We deal with data sets that are several GB in size, and so I'm already using just a subset of the data. These files are loaded by programs into memory and serve customers via a REST API, and it's not uncommon that we have to manually inspect or change the files from time to time.

Our use of large text files isn't only internal; our software also processes delimited text files for customers, and these can run into the same size ranges, and it's out of our control. But when the service bombs, we need to be able to prove to them that their file is malformed, and if it isn't, we have to fix our data or our code. That usually requires inspection of text files.

But that's all beside the point. This looks like a fine source editor for basic needs, but I wouldn't consider it a tool for general "plain-text" editing like it says on the site.

Any particular reason you're not using a database?
There are several. And even if we did, you still need a well-formed text file to parse before you can insert it into the database.
I'd put money on that being a data file.
Whenever possible, the machine should accommodate the human rather than vice versa. Viewing a 200MB file in a text editor is not an outrageous request on a modern computer.

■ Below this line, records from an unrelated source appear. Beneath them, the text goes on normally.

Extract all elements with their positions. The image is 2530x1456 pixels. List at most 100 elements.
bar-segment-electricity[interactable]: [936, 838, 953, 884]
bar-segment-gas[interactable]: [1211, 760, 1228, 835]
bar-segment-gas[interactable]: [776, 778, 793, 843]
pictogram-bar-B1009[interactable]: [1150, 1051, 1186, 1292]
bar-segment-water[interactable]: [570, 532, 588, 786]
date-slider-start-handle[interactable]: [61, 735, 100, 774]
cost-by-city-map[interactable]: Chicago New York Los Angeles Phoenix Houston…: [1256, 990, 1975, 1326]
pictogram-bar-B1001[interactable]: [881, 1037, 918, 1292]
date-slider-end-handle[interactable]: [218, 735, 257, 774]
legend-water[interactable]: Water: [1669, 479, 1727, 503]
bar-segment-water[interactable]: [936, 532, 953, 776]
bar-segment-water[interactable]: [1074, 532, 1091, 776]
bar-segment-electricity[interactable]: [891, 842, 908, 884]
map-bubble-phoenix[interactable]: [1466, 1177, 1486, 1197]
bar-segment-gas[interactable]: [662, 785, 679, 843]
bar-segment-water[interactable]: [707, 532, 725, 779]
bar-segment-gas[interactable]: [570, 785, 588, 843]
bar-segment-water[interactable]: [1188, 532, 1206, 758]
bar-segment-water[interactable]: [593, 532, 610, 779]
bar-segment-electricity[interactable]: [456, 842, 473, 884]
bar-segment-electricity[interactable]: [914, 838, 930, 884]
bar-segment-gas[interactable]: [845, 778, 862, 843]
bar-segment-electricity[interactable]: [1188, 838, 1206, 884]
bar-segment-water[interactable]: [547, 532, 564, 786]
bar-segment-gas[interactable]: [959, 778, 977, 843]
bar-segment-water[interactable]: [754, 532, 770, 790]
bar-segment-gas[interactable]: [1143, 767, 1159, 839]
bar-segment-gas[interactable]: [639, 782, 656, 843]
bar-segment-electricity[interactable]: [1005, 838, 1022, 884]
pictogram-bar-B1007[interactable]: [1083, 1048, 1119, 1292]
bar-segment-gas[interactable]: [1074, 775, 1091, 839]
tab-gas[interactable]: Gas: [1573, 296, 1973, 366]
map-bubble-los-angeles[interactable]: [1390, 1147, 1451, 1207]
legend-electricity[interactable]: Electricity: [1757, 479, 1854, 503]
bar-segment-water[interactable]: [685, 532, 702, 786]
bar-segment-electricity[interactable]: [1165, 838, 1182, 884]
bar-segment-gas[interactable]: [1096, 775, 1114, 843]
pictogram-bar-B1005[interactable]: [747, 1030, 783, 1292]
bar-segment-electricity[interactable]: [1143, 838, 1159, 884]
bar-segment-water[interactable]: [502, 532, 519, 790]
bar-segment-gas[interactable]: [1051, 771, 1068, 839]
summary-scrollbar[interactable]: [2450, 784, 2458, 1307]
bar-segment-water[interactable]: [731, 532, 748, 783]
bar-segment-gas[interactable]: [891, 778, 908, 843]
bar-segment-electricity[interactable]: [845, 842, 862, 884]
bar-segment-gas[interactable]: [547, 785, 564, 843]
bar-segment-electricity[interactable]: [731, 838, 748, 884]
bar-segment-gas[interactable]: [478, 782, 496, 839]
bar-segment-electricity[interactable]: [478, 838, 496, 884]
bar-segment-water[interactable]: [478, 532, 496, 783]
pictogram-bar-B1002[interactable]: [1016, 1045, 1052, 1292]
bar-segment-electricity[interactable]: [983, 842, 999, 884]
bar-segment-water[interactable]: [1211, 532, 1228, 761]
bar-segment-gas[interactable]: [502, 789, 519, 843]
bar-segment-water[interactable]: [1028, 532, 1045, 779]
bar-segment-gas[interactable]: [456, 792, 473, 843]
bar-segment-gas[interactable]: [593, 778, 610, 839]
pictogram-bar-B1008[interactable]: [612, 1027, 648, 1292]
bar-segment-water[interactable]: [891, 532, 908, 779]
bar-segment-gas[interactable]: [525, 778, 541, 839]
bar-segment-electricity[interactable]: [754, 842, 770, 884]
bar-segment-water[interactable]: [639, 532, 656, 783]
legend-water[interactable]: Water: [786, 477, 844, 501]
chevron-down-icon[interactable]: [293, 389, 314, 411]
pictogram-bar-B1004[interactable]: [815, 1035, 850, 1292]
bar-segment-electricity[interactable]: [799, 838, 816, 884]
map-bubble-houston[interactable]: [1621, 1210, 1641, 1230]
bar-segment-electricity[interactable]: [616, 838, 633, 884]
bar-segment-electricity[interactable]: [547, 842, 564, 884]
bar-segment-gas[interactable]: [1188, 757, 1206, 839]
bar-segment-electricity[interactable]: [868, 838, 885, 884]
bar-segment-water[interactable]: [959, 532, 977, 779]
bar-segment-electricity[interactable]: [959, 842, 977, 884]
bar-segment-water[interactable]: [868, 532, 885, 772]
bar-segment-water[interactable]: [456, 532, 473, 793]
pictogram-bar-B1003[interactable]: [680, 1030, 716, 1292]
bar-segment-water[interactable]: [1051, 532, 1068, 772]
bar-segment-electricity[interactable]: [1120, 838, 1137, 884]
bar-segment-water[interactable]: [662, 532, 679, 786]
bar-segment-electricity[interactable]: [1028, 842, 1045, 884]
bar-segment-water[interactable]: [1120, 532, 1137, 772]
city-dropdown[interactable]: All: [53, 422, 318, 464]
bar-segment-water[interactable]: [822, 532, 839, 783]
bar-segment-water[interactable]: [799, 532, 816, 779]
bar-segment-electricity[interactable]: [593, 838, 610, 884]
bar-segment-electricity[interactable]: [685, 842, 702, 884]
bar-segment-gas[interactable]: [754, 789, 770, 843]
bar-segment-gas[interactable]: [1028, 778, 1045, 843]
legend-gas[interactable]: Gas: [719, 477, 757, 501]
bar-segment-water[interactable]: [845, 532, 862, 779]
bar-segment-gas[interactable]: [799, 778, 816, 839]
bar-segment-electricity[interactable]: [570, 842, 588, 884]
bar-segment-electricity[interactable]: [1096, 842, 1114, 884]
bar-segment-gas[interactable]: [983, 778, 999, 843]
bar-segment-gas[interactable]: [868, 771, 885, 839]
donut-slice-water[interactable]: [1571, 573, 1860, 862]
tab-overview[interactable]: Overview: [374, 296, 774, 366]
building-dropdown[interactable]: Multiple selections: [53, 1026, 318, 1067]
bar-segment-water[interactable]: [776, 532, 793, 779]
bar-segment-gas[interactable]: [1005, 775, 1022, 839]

Maybe he's not working optimally, but why should he change if his approach should work, and does work fine with other tools?

    s/I think you may be/You are/
No single file of source code should ever be even close to 200MB, and no data file (CSV, XML, etc) of that size should be manually edited in a text editor.

Wrong tool for the wrong job.

"no data file (CSV, XML, etc) of that size should be manually edited in a text editor"

A new law of the land!

Seriously, tools are meant to solve problems, not to dictate what problems people should solve.

Vim and Emacs are quite well-suited for textual manipulation of very large data files. Use of a macro is a very pleasant alternative to piping the file through sed/awk/etc. for a once-off transform.
I never said it was a source code file.
Indeed, 640 KB ought to be enough for anybody. :/
This sed substitution thing seems to be a cute trend to express "fixed that for you". It goes nicely with programmer's propensity to express themselves in needlessly arcane ways.